The Canadian Pain Society states "Evidence supports that chronic pain is not just a symptom of underlying illness or injury, but it is a disease in its own right, with significant changes in complex biological, and psycho-social functions." - 2018
A good chronic pain plan involves whole person care and a multi-modal team. This means education, psychological therapy, manual movement, spiritual care and care of the body need to be part of the care plan.
Medications and interventions are just a SMALL part of the overall management process, but are often relied on as the only option. These treatments should be a means to be able to engage in the things that will provide long-lasting improvements, such as movement and psycho-education therapies. The goals should always to be to improve your overall function and getting back to doing the things you want to do and enjoy.
Medication itself can be a trial and error process, and can be very frustrating. But it is well worth the trials to find a combination that works for you, along with your plan incorporating all of the other modalities.
Dr. Holowaty works with a growing team of healthcare providers to be able to deliver high quality assessments, diagnostic clarification, treatment planning suggestions, and psycho-education for your chronic pain concern. She will send suggestions to your primary care provider and set up referrals to other services if they are thought to be helpful. She provides a limited number of interventions such as onabotulinum toxin A for chronic migraine, joint and bursa injections, trigger point injections and dry needling.
The SCPS offers a 6 week psychoeducation course for people with lived experience in person at City Hospital. Next session starts Feb 29th.
Trauma and Pain
Treating and addressing trauma can assist with your pain experience.

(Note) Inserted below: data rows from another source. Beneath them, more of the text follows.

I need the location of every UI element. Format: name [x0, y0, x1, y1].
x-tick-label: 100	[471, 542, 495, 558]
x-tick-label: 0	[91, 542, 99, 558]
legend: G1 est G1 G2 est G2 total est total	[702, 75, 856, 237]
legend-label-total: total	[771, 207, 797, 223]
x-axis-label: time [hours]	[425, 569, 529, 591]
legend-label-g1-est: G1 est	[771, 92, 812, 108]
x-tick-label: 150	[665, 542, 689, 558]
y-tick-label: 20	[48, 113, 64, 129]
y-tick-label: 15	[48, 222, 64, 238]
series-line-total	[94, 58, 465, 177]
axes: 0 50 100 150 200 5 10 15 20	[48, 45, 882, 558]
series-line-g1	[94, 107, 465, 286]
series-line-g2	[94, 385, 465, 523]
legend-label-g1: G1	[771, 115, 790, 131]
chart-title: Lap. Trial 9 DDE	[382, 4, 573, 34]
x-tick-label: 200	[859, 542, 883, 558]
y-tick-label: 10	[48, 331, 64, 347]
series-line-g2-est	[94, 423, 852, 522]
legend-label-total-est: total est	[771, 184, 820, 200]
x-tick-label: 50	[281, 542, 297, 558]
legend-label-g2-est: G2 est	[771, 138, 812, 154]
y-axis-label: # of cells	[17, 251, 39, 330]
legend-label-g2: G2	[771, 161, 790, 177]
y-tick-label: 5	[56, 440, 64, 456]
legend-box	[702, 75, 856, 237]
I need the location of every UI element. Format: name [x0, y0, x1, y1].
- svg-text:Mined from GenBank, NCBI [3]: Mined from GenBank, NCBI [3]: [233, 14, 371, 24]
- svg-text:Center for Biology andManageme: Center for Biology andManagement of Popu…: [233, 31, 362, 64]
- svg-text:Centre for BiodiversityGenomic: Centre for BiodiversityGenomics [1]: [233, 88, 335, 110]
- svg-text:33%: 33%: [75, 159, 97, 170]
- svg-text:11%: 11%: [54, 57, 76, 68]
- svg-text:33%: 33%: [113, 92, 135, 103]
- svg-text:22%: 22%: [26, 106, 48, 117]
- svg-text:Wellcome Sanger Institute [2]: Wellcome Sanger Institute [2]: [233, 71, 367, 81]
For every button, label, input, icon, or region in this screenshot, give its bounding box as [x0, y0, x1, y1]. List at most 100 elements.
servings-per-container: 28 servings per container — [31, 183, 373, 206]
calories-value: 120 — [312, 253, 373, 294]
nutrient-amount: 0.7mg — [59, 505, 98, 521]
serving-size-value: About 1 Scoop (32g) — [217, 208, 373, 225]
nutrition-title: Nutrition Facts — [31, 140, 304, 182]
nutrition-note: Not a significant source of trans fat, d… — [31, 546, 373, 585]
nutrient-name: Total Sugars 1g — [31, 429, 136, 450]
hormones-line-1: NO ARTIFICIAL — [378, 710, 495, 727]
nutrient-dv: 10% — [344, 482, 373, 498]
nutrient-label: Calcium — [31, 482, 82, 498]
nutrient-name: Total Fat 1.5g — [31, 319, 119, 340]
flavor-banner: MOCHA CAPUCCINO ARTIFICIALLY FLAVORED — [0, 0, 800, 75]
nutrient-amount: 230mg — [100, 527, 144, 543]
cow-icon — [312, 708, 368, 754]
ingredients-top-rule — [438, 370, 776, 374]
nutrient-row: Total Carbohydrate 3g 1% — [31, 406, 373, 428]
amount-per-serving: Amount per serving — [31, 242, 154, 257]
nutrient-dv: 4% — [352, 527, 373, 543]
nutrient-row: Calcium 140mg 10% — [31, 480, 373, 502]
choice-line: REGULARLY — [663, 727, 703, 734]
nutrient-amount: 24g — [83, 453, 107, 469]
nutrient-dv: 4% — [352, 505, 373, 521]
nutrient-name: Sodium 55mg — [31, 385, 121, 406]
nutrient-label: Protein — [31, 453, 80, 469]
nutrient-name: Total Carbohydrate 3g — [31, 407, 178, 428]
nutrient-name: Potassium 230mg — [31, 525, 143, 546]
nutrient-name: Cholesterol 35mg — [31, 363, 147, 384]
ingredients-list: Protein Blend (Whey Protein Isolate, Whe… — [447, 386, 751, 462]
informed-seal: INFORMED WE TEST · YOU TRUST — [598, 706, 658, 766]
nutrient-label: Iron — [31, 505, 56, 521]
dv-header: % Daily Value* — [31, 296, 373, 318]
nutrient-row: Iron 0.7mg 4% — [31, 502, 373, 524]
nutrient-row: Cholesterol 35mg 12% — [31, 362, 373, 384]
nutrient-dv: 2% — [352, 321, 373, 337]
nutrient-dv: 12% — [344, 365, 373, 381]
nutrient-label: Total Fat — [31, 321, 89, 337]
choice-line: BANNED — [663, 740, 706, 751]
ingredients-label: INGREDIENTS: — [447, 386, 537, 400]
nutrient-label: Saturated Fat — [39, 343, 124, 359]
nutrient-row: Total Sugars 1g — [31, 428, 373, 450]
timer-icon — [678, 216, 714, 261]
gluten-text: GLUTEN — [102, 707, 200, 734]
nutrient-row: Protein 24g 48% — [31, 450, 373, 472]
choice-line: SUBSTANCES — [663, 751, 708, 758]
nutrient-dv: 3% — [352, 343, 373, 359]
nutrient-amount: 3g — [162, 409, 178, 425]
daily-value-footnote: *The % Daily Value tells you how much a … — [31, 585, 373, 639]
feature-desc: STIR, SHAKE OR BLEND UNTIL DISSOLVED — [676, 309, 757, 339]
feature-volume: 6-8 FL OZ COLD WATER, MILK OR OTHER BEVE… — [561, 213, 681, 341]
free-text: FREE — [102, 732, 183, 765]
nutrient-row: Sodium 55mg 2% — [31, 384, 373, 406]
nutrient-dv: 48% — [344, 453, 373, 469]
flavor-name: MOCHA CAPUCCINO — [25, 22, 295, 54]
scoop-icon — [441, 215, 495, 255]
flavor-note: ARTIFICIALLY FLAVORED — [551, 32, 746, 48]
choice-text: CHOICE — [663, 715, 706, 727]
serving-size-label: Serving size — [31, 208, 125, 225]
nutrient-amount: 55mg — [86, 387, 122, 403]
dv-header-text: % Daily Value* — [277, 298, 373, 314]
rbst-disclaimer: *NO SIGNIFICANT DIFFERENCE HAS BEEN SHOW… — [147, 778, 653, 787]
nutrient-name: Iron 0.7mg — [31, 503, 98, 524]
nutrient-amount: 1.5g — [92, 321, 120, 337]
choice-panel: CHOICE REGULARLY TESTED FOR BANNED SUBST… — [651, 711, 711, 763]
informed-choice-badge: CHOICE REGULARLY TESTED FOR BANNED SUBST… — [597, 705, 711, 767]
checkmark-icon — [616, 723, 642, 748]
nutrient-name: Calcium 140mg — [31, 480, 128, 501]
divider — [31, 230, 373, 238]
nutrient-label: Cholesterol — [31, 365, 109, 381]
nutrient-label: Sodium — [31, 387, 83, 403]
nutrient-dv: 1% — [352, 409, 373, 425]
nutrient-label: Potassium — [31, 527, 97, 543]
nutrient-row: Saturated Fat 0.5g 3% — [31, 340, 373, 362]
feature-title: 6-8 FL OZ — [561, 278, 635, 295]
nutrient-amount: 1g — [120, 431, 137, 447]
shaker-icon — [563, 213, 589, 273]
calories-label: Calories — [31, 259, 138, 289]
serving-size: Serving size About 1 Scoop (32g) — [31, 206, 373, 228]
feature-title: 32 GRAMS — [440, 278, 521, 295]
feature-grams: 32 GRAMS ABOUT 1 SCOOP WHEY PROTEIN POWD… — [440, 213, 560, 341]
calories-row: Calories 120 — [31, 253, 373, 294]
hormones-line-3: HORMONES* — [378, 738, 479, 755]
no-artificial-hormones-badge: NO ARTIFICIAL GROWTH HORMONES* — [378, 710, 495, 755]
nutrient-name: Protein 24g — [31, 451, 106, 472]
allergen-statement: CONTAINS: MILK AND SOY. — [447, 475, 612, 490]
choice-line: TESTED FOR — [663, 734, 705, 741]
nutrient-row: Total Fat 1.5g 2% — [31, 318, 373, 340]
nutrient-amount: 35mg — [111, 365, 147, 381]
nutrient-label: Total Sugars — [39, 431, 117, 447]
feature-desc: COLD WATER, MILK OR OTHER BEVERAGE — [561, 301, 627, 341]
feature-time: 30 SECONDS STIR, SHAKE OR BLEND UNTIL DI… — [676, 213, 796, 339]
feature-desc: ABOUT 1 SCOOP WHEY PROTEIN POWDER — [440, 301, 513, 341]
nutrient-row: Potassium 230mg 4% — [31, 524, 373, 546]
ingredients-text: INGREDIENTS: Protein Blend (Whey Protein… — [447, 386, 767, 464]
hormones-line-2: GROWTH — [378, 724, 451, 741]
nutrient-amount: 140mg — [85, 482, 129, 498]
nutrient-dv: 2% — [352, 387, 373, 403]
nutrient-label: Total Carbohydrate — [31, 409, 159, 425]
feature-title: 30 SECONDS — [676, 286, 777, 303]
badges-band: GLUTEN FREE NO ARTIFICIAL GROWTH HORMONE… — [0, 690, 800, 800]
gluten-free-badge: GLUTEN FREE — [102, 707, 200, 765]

There is an overlap in the symptoms between chronic pain and PTSD, with both sharing hyperarousal, avoidance behaviour, anxiety, emotional reactivity, and a somatic focus (doi: 10.1016/j.jpain.2021.04.015). Chronic pain is reported in 20 to 80% of individuals with a history of trauma, and 10 to 50% of individuals with PTSD report chronic pain (doi: 10.1016/s0272-7358(00)00071-4).
We also are learning that early life experiences may influence chronic pain in adulthood. Adverse childhood events (ACEs) are associated with increased pain complications, pain catastrophizing and depression (doi: 10.3389/fpain.2022.923866). Wondering what your ACE score is and what it might mean for you? Take the ACE questionnaire here.
Cognitive Behvioural Therapy (CBT) for Pain
CBT is helpful for pain because it teaches you how to change thoughts and behaviours that can make pain worse. While it may not get rid of the pain entirely, changing some of these thoughts or behaviors can help to decrease the pain over time.
There are some online courses available specifically for this without any wait times, although they may have a fee associated with them:
- self paced workbook from NHS
- internet based program Dr Wilderman
- online program ThisWayUp from Australia
- Permission to Move app and online course
This book is also quite useful if you prefer books you can hold and write in - Managing Chronic Pain: A Cognitive Behavioral Therapy Approach Workbook.